T24 KÖŞEBAŞI - 4 MART 2024 -

 

Bir tartışma: Maliye, gecikme faizini yanlış mı uyguluyor? (Murat Batı)

Gecikme faizi, vaktinde tahakkuk ettirilmeyen vergilerin sonradan ikmalen, re’sen ya da idarece tarh edilmesi münasebetiyle verginin normal vade tarihinden tahakkuk tarihine kadar aylık yüzde 3,5 oranında hesaplanan bir tür alacaktır

Sahip olunan paradan mahrum kalma karşılığında faiz alınır. Anayasa Mahkemesi Faiz; ekonomik açıdan, paranın fiyatıdır. Herhangi bir kimse, kendisine ait olmayan bir parayı, hangi isim altında olursa olsun, belli bir süre kullandığında, paranın asıl sahibine 'faiz' ödemek zorundadır. Parayı nakit olarak elinde bulunduran kimse, 'bugünkü' ihtiyaçlarını karşılayabildiği gibi, piyasanın 'yarına dönük' olanaklarından da yararlanabilir. Elindeki parayı başkasına veren veya kendine belli tarihte ödenmesi gereken bir miktar para olduğu halde bu parası ödenmeyen kimse ise bu imkânlardan yararlanamaz. Bu nedenle parayı kullanan kimsenin, parayı kullanmaktan vazgeçen kimseye bu kaybını ödemesi gerekir. İşte faizi doğuran temel neden budur.” şeklinde verdiği kararda[1] faiz almanın gerekçesini vurgulamış.

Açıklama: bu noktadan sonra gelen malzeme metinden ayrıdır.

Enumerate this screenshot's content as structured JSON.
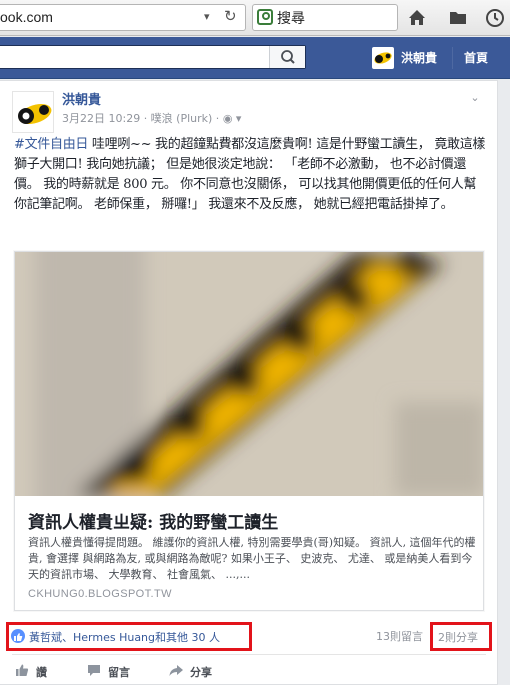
{
  "browser": {
    "url": "ook.com",
    "search_placeholder": "搜尋"
  },
  "fb_header": {
    "username": "洪朝貴",
    "home_label": "首頁"
  },
  "post": {
    "author": "洪朝貴",
    "meta": "3月22日 10:29 · 噗浪 (Plurk) · ",
    "hashtag": "#文件自由日",
    "text": " 哇哩咧~~ 我的超鐘點費都沒這麼貴啊! 這是什野蠻工讀生， 竟敢這樣獅子大開口! 我向她抗議； 但是她很淡定地說： 「老師不必激動， 也不必討價還價。 我的時薪就是 800 元。 你不同意也沒關係， 可以找其他開價更低的任何人幫你記筆記啊。 老師保重， 掰囉!」 我還來不及反應， 她就已經把電話掛掉了。",
    "link": {
      "title": "資訊人權貴ㄓ疑: 我的野蠻工讀生",
      "description": "資訊人權貴懂得提問題。 維護你的資訊人權, 特別需要學貴(哥)知疑。 資訊人, 這個年代的權貴, 會選擇 與網路為友, 或與網路為敵呢? 如果小王子、 史波克、 尤達、 或是納美人看到今天的資訊市場、 大學教育、 社會風氣、 ...,...",
      "domain": "CKHUNG0.BLOGSPOT.TW"
    },
    "likes": "黃哲斌、Hermes Huang和其他 30 人",
    "comments_count": "13則留言",
    "shares_count": "2則分享",
    "actions": {
      "like": "讚",
      "comment": "留言",
      "share": "分享"
    }
  },
  "colors": {
    "fb_blue": "#3b5998",
    "link_blue": "#365899",
    "highlight_red": "#e2131a"
  }
}
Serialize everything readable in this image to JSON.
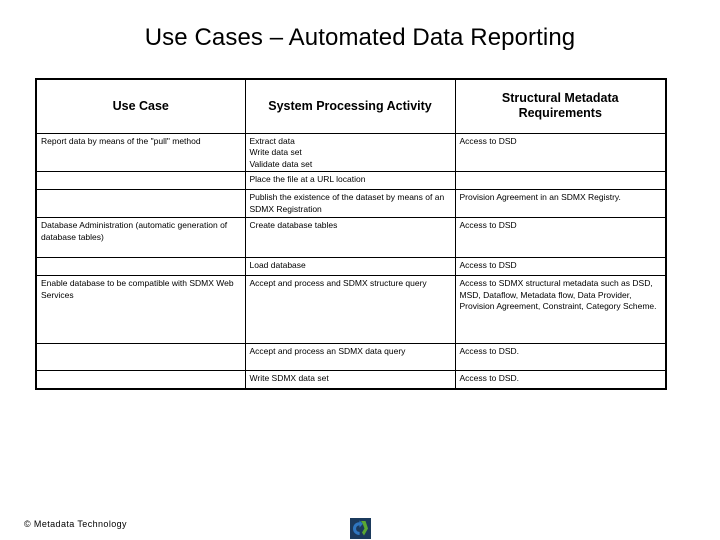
{
  "slide": {
    "title": "Use Cases – Automated Data Reporting"
  },
  "table": {
    "headers": [
      "Use Case",
      "System Processing Activity",
      "Structural Metadata Requirements"
    ],
    "rows": [
      {
        "use_case": "Report data by means of the \"pull\" method",
        "activity": "Extract data\nWrite data set\nValidate data set",
        "activity_lines": [
          "Extract data",
          "Write data set",
          "Validate data set"
        ],
        "requirements": "Access to DSD"
      },
      {
        "use_case": "",
        "activity": "Place the file at a URL location",
        "activity_lines": [
          "Place the file at a URL location"
        ],
        "requirements": ""
      },
      {
        "use_case": "",
        "activity": "Publish the existence of the dataset by means of an SDMX Registration",
        "activity_lines": [
          "Publish the existence of the dataset by means of an SDMX Registration"
        ],
        "requirements": "Provision Agreement in an SDMX Registry."
      },
      {
        "use_case": "Database Administration (automatic generation of database tables)",
        "activity": "Create database tables",
        "activity_lines": [
          "Create database tables"
        ],
        "requirements": "Access to DSD"
      },
      {
        "use_case": "",
        "activity": "Load database",
        "activity_lines": [
          "Load database"
        ],
        "requirements": "Access to DSD"
      },
      {
        "use_case": "Enable database to be compatible with SDMX Web Services",
        "activity": "Accept and process and SDMX structure query",
        "activity_lines": [
          "Accept and process and SDMX structure query"
        ],
        "requirements": "Access to SDMX structural metadata such as DSD, MSD, Dataflow, Metadata flow, Data Provider, Provision Agreement, Constraint, Category Scheme."
      },
      {
        "use_case": "",
        "activity": "Accept and process an SDMX data query",
        "activity_lines": [
          "Accept and process an SDMX data query"
        ],
        "requirements": "Access to DSD."
      },
      {
        "use_case": "",
        "activity": "Write SDMX data set",
        "activity_lines": [
          "Write SDMX data set"
        ],
        "requirements": "Access to DSD."
      }
    ]
  },
  "footer": {
    "copyright": "© Metadata Technology",
    "logo_name": "metadata-technology-logo",
    "logo_colors": {
      "background": "#1b3a5c",
      "blue": "#2f76bf",
      "green": "#5aa832"
    }
  }
}
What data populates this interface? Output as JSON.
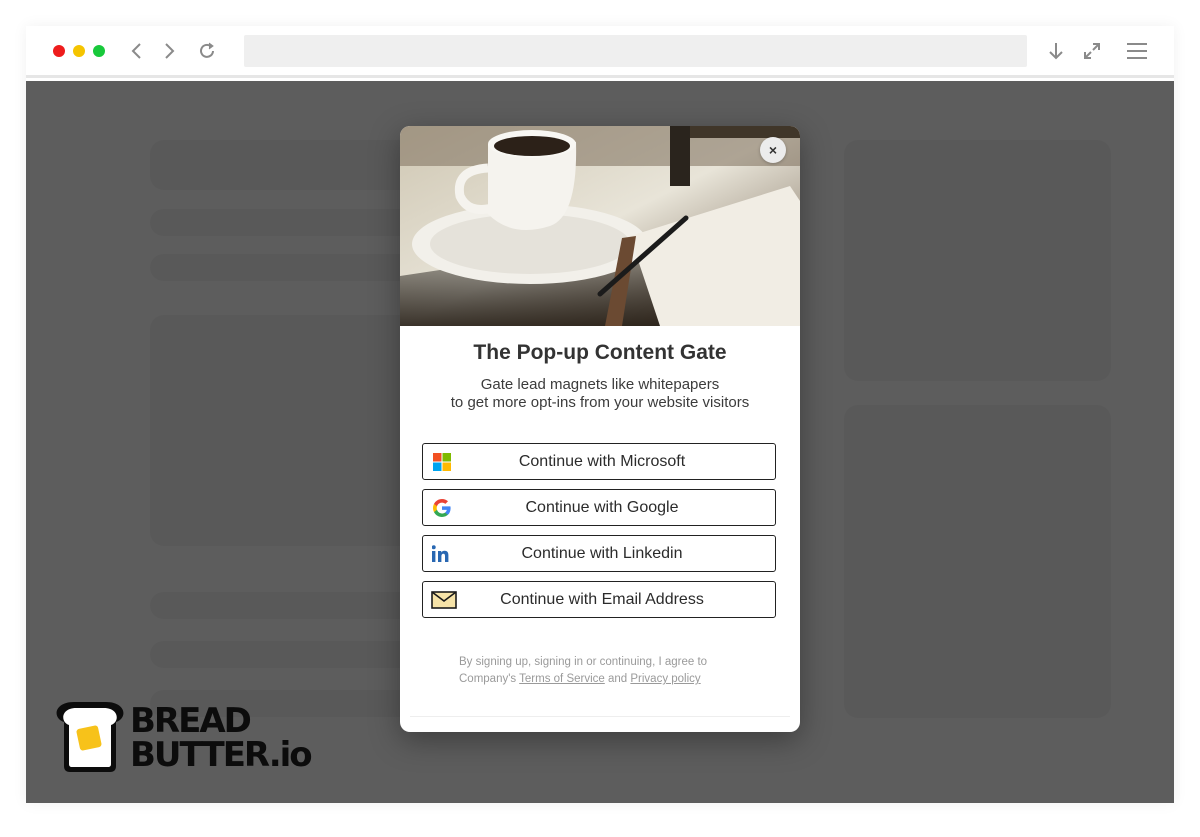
{
  "browser": {
    "icons": {
      "back": "chevron-left-icon",
      "forward": "chevron-right-icon",
      "reload": "reload-icon",
      "download": "download-arrow-icon",
      "fullscreen": "expand-icon",
      "menu": "hamburger-menu-icon"
    },
    "address_value": ""
  },
  "modal": {
    "close_label": "×",
    "title": "The Pop-up Content Gate",
    "subtitle_line1": "Gate lead magnets like whitepapers",
    "subtitle_line2": "to get more opt-ins from your website visitors",
    "buttons": [
      {
        "label": "Continue with Microsoft",
        "icon": "microsoft-logo-icon"
      },
      {
        "label": "Continue with Google",
        "icon": "google-logo-icon"
      },
      {
        "label": "Continue with Linkedin",
        "icon": "linkedin-logo-icon"
      },
      {
        "label": "Continue with Email Address",
        "icon": "envelope-icon"
      }
    ],
    "legal": {
      "line1": "By signing up, signing in or continuing, I agree to",
      "line2_prefix": "Company's ",
      "terms_link": "Terms of Service",
      "and_text": " and ",
      "privacy_link": "Privacy policy"
    }
  },
  "brand": {
    "line1": "BREAD",
    "line2": "BUTTER.io"
  },
  "colors": {
    "overlay": "#3c3c3c",
    "dot_red": "#ee1c1c",
    "dot_yellow": "#f5c400",
    "dot_green": "#18c93b",
    "linkedin_blue": "#2867b2",
    "butter_yellow": "#f7c21a"
  }
}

Aynı kararda "devlet alamadığı vergi borçlarından ötürü bazı hizmetleri yerine getirememekte, dolayısıyla da borçlanmakta ve bu nedenle de mahrum kaldığı bu alacak için faiz uygulamaktadır" demektedir.

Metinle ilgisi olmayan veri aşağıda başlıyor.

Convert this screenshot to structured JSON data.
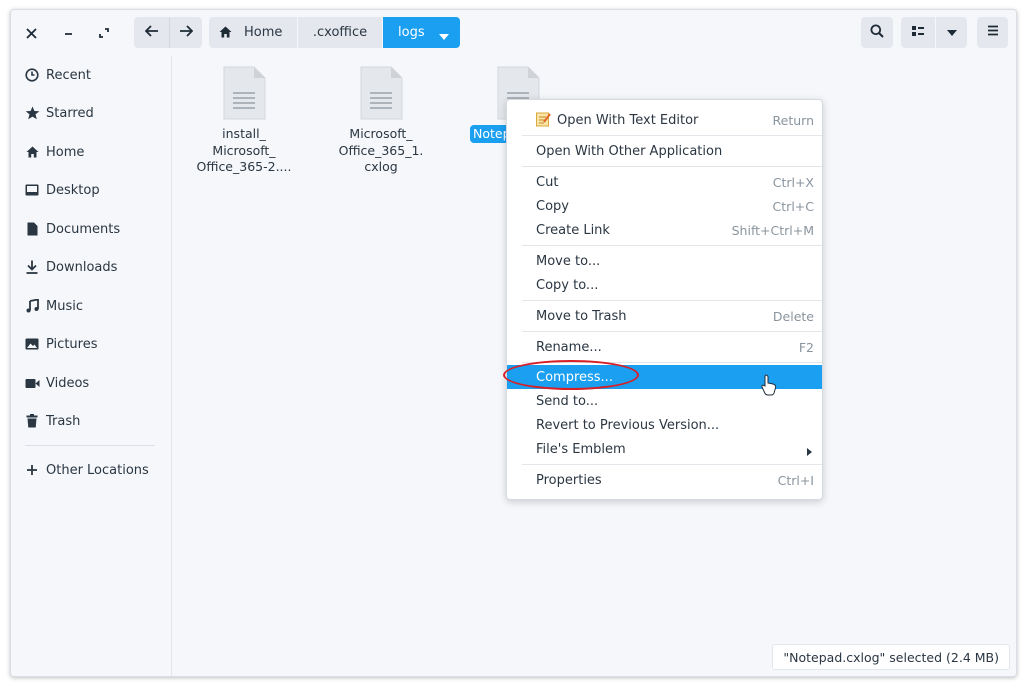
{
  "window_controls": {
    "close": "close-icon",
    "minimize": "minimize-icon",
    "maximize": "maximize-icon"
  },
  "nav": {
    "back": "back-arrow-icon",
    "forward": "forward-arrow-icon"
  },
  "breadcrumb": [
    {
      "label": "Home",
      "icon": "home-icon"
    },
    {
      "label": ".cxoffice"
    },
    {
      "label": "logs",
      "active": true
    }
  ],
  "toolbar": {
    "search": "search-icon",
    "view_list": "list-view-icon",
    "view_dropdown": "chevron-down-icon",
    "menu": "hamburger-menu-icon"
  },
  "sidebar": {
    "items": [
      {
        "label": "Recent",
        "icon": "clock-icon"
      },
      {
        "label": "Starred",
        "icon": "star-icon"
      },
      {
        "label": "Home",
        "icon": "home-icon"
      },
      {
        "label": "Desktop",
        "icon": "desktop-icon"
      },
      {
        "label": "Documents",
        "icon": "document-icon"
      },
      {
        "label": "Downloads",
        "icon": "download-icon"
      },
      {
        "label": "Music",
        "icon": "music-icon"
      },
      {
        "label": "Pictures",
        "icon": "picture-icon"
      },
      {
        "label": "Videos",
        "icon": "video-icon"
      },
      {
        "label": "Trash",
        "icon": "trash-icon"
      }
    ],
    "other_locations": {
      "label": "Other Locations",
      "icon": "plus-icon"
    }
  },
  "files": [
    {
      "line1": "install_",
      "line2": "Microsoft_",
      "line3": "Office_365-2...."
    },
    {
      "line1": "Microsoft_",
      "line2": "Office_365_1.",
      "line3": "cxlog"
    },
    {
      "line1": "Notep",
      "selected": true
    }
  ],
  "context_menu": {
    "items": [
      {
        "label": "Open With Text Editor",
        "shortcut": "Return",
        "icon": "text-editor-icon"
      },
      {
        "label": "Open With Other Application",
        "shortcut": ""
      },
      {
        "label": "Cut",
        "shortcut": "Ctrl+X"
      },
      {
        "label": "Copy",
        "shortcut": "Ctrl+C"
      },
      {
        "label": "Create Link",
        "shortcut": "Shift+Ctrl+M"
      },
      {
        "label": "Move to...",
        "shortcut": ""
      },
      {
        "label": "Copy to...",
        "shortcut": ""
      },
      {
        "label": "Move to Trash",
        "shortcut": "Delete"
      },
      {
        "label": "Rename...",
        "shortcut": "F2"
      },
      {
        "label": "Compress...",
        "shortcut": "",
        "highlighted": true
      },
      {
        "label": "Send to...",
        "shortcut": ""
      },
      {
        "label": "Revert to Previous Version...",
        "shortcut": ""
      },
      {
        "label": "File's Emblem",
        "shortcut": "",
        "submenu": "chevron-right-icon"
      },
      {
        "label": "Properties",
        "shortcut": "Ctrl+I"
      }
    ]
  },
  "status_bar": {
    "text": "\"Notepad.cxlog\" selected  (2.4 MB)"
  },
  "colors": {
    "accent": "#1a9ff1",
    "annotation_ring": "#d81f26",
    "background": "#f5f7fa"
  }
}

Bahsi geçen bu faiz, 213 Vergi Usul Kanunu’nun (VUK) 112’nci maddesinde düzenlenen gecikme faizidir. Hemen belirtelim gecikme faizi, 6183 sayılı Kanun’un 51’inci maddesinde düzenlenen gecikme zammı ile aynı şey değildir, ikisi teknik olarak birbirinden farklı şeylerdir.

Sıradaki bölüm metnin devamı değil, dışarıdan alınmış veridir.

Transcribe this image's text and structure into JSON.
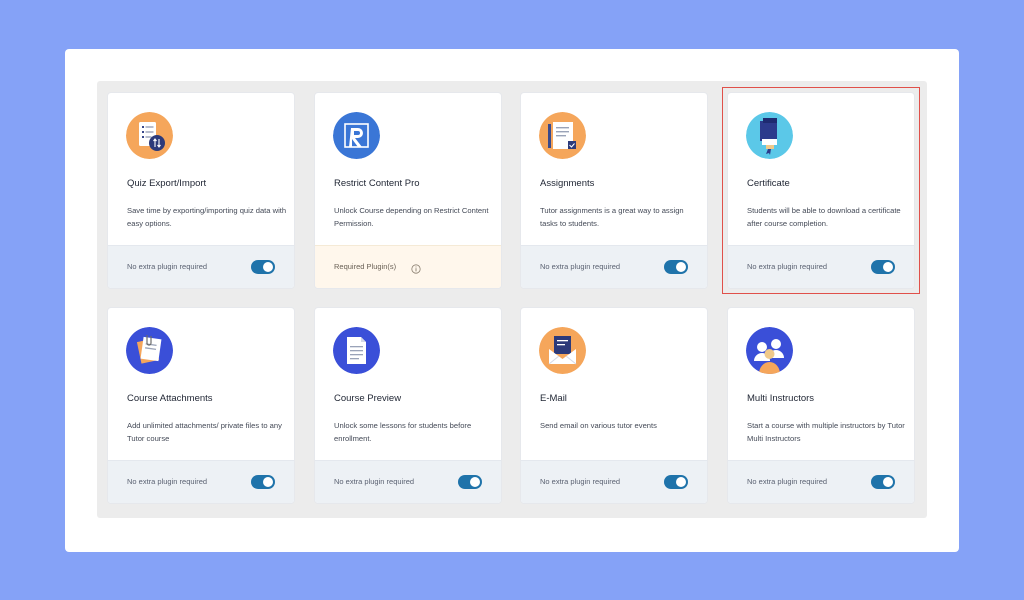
{
  "cards": [
    {
      "title": "Quiz Export/Import",
      "desc": "Save time by exporting/importing quiz data with easy options.",
      "footer": "No extra plugin required",
      "toggle_on": true
    },
    {
      "title": "Restrict Content Pro",
      "desc": "Unlock Course depending on Restrict Content Permission.",
      "footer": "Required Plugin(s)",
      "toggle_on": null
    },
    {
      "title": "Assignments",
      "desc": "Tutor assignments is a great way to assign tasks to students.",
      "footer": "No extra plugin required",
      "toggle_on": true
    },
    {
      "title": "Certificate",
      "desc": "Students will be able to download a certificate after course completion.",
      "footer": "No extra plugin required",
      "toggle_on": true
    },
    {
      "title": "Course Attachments",
      "desc": "Add unlimited attachments/ private files to any Tutor course",
      "footer": "No extra plugin required",
      "toggle_on": true
    },
    {
      "title": "Course Preview",
      "desc": "Unlock some lessons for students before enrollment.",
      "footer": "No extra plugin required",
      "toggle_on": true
    },
    {
      "title": "E-Mail",
      "desc": "Send email on various tutor events",
      "footer": "No extra plugin required",
      "toggle_on": true
    },
    {
      "title": "Multi Instructors",
      "desc": "Start a course with multiple instructors by Tutor Multi Instructors",
      "footer": "No extra plugin required",
      "toggle_on": true
    }
  ],
  "icons": [
    "quiz-export-import-icon",
    "restrict-content-pro-icon",
    "assignments-icon",
    "certificate-icon",
    "course-attachments-icon",
    "course-preview-icon",
    "email-icon",
    "multi-instructors-icon"
  ],
  "colors": {
    "background": "#85a2f7",
    "toggle": "#1f73aa",
    "highlight": "#e0504a",
    "required_footer": "#fff7ec"
  }
}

Gecikme faizi, vaktinde tahakkuk ettirilmeyen vergilerin sonradan ikmalen, re’sen ya da idarece tarh edilmesi münasebetiyle verginin normal vade tarihinden tahakkuk tarihine kadar aylık yüzde 3,5 oranında hesaplanan bir tür alacaktır.

Buna göre VUK m.112/ilk fıkra uyarınca gecikme faizi “İkmalen, re'sen veya idarece tarh olunan vergiler…” için hesaplanır. Sorun tam da bu noktada başlamaktadır. VUK m.112’de gecikme faizinin sadece vergiler üzerinden hesaplanacağı açıkça belirtilmiştir.

Ancak ikmalen, re’sen veya idarece tarh edilen harç ve resimler üzerinden de gecikme faizi alınmaktadır. Örneğin Muhasebat Genel Müdürlüğü’nün yayımladığı bütçe istatistiklerine göre Vergi, Resim ve Harç Gecikme Faizlerinden 2023 yılında 1 milyar 328 milyon TL tahsil edilmiş. Bunun ne kadarının harç ve resimlerden alındığı açıklanmadığı için ben de toplam tahsilatı yazdım.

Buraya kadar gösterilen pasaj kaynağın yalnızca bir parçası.